Me Abdool Raheem Tajoodeen, du State Law Office, a fait remarquer au témoin que sa déposition a été enregistrée sur vidéo, ce qui implique que la Cour peut la visionner pour constater dans quelle mesure ce qu’il avance est vrai. Ramantoolah Hossen a alors déclaré qu’il faut demander aux enquêteurs où ils l’avaient emmené auparavant et ce qu’ils lui avaient fait subir. « Apre sa zot finn ekrir lor en papye ki zot fine remet mwa. Mo nek finn signe », a soutenu le témoin.
Devant l’attitude du témoin Hossen, l’avocat de la poursuite a demandé un renvoi du procès à ce stade dans le but de faire connaître sa position, en se réservant le droit de le rappeler à nouveau.

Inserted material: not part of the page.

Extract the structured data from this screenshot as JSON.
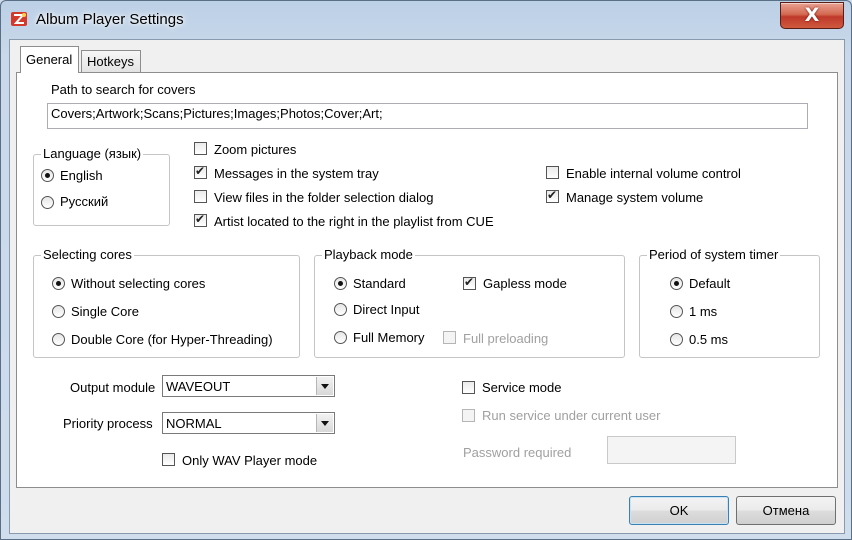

Après consultations entre les avocats des deux parties, la magistrate Renuka Devi Dabee a ajourné les travaux du procès au mercredi 7 mars. L’accusé est défendu par Me Raouf Gulbul.
Le braquage de la bijouterie Bijoulux, qui se trouve dans la capitale, a eu lieu le 22 septembre 2006. La police a tout de suite pensé qu’il s’agissait d’un acte effectué par la bande qui à l’époque était connue comme « l’escadron de la mort ». Selon les renseignements obtenus par les enquêteurs, Cehl Meeah aurait reçu une partie des recettes du braquage.